3 out of 4 stars
Share This Review
Being in a relationship can be a bitter-sweet experience. If you're in sync with your partner, then you'll enjoy the sweetness of a relationship. On the flip side, if your feelings and affections are not reciprocated accordingly, being in a relationship will be a bitter experience for you. The latter defines Bryan Beckinsale's encounters as put together in this romantic memoir, The Pisces Folly.
All Bryan wanted was to have a partner that would love him, both in equal proportion and for who he was. However, whenever it seemed like he found someone he loved, something happened that left him heartbroken. His romantic journey began at 26. All the experiences he had with different partners, at different times, were recorded in this memoir. Did he eventually find the perfect partner?

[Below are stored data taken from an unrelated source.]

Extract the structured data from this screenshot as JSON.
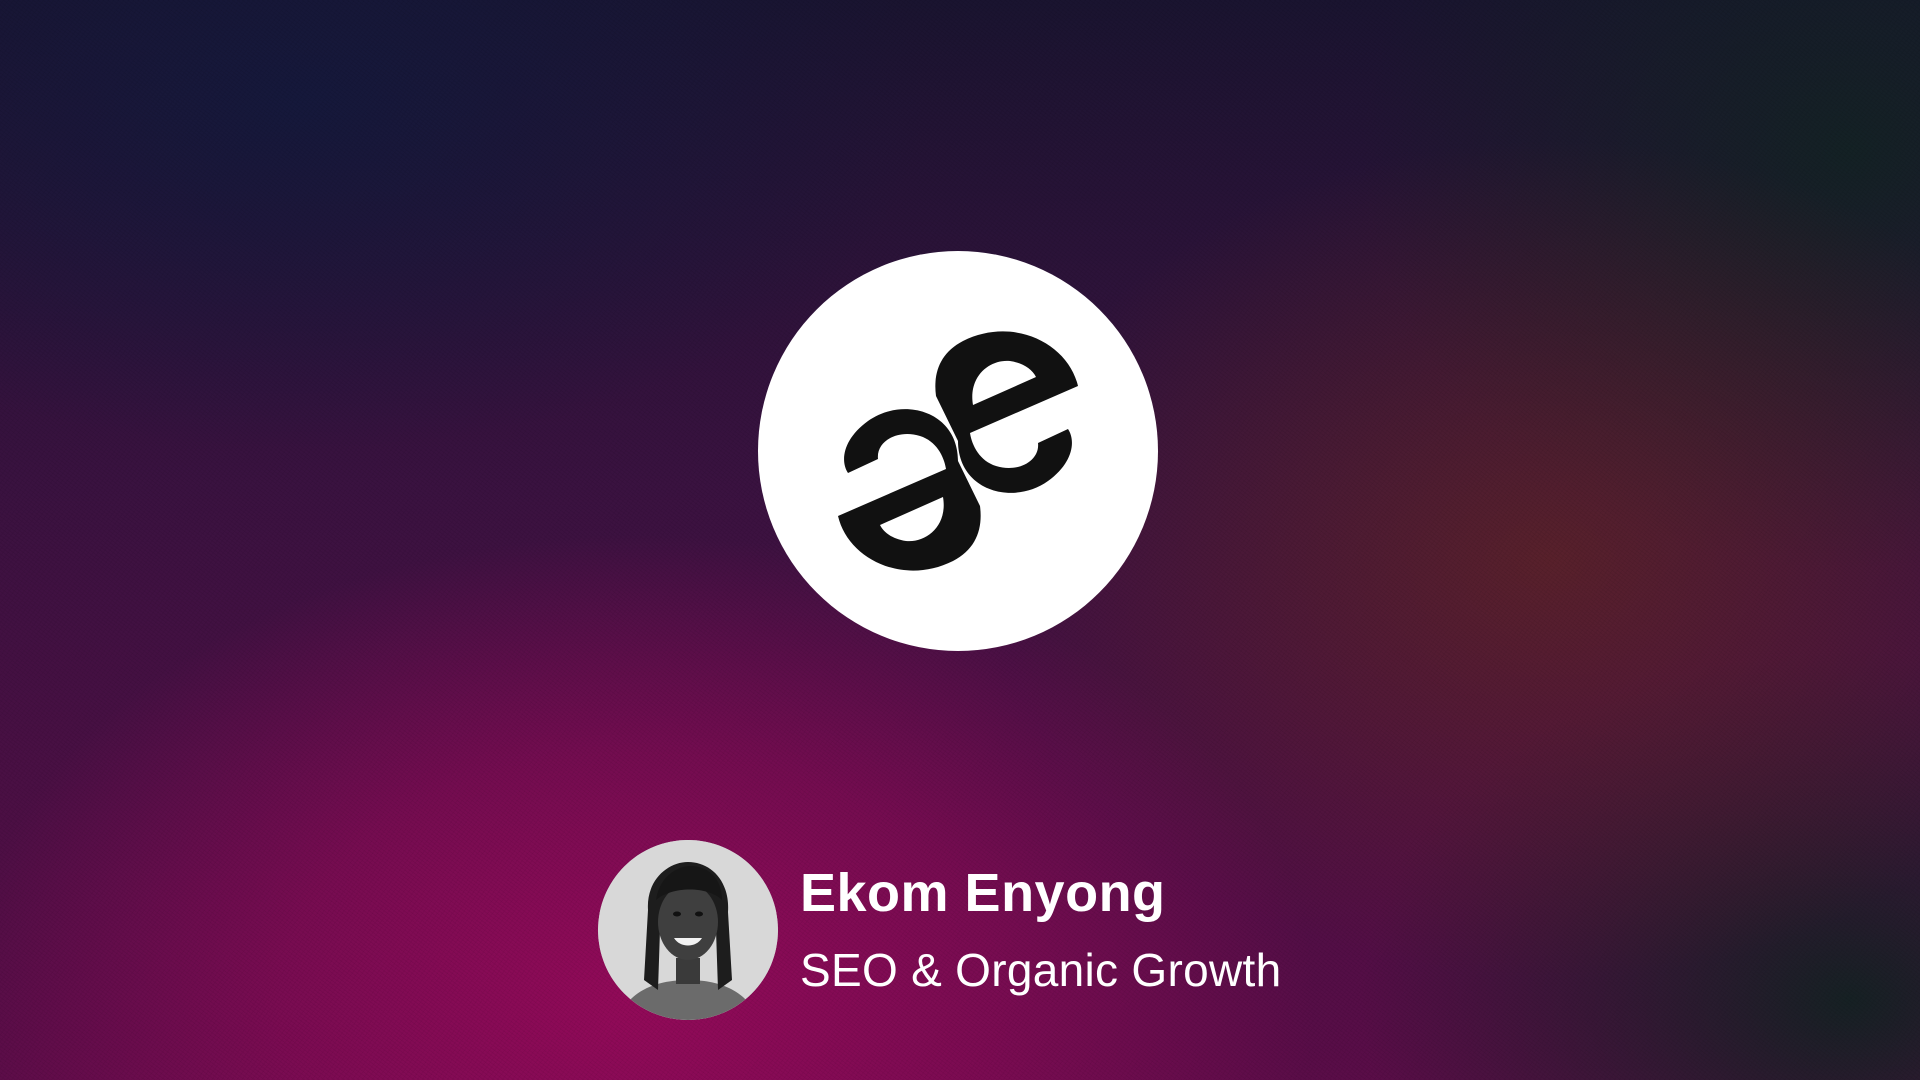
{
  "background": {
    "primary_color": "#8e0a58",
    "secondary_color": "#1a1430",
    "accent_color": "#6e2d19"
  },
  "logo": {
    "icon": "ae-ligature-logo-icon",
    "background_color": "#ffffff",
    "mark_color": "#111111"
  },
  "author": {
    "name": "Ekom Enyong",
    "role": "SEO & Organic Growth",
    "avatar_icon": "portrait-photo"
  }
}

The Pisces Folly is a book that x-rayed gay relationships. At the time Bryan began exploring his sexuality, gay relationships were not yet allowed in most parts of the United States. However, Bryan was bold enough to be the architect of his happiness. Though I'm not gay and don't intend to be, Bryan's narrative gave me some insights into what it was like to be in a same-sex relationship. Furthermore, reading through many of his experiences, I figured how to read telltale signs of a relationship that would or wouldn't work.
What I like most about this book was the way Bryan went into detail while maintaining a high level of discretion. He left no stone unturned in the narrative. For every experience shared, he began the story from the beginning. This helped me follow through with each narrative. His discretion was exhibited in the use of pseudo-names to describe his exes. That way, he ensured their identities were not given away. This was important because there are folks whose relationship with other people could be affected if they found out those people were gay. More so, some of his exes may not want their sexualities to be made public. I applaud Bryan for his thoughtfulness.
There were a few things I didn't like about the book. First, I felt the author emphasized more on the shortcomings of his exes than on himself. For most of his failed relationships, he directly or indirectly pushed the blame away from himself. This made me almost doubt the genuineness of his story. Secondly, the writing style wasn't engaging at all. Even as a short book, it was a bit boring to read. There were no aha moments in the narrative. For a book that has a selected reading audience, I expected the writing to be exciting. However, I was a tad disappointed.
In addition to the issues I stated in the preceding paragraph, there were a couple of grammatical errors in the book. Hence, I rate it three out of four stars. I recommend this book to anyone who has challenges reading the signs that someone is not worth being in a relationship with. However, if you're uncomfortable with gay relationships, you can take a pass on this one.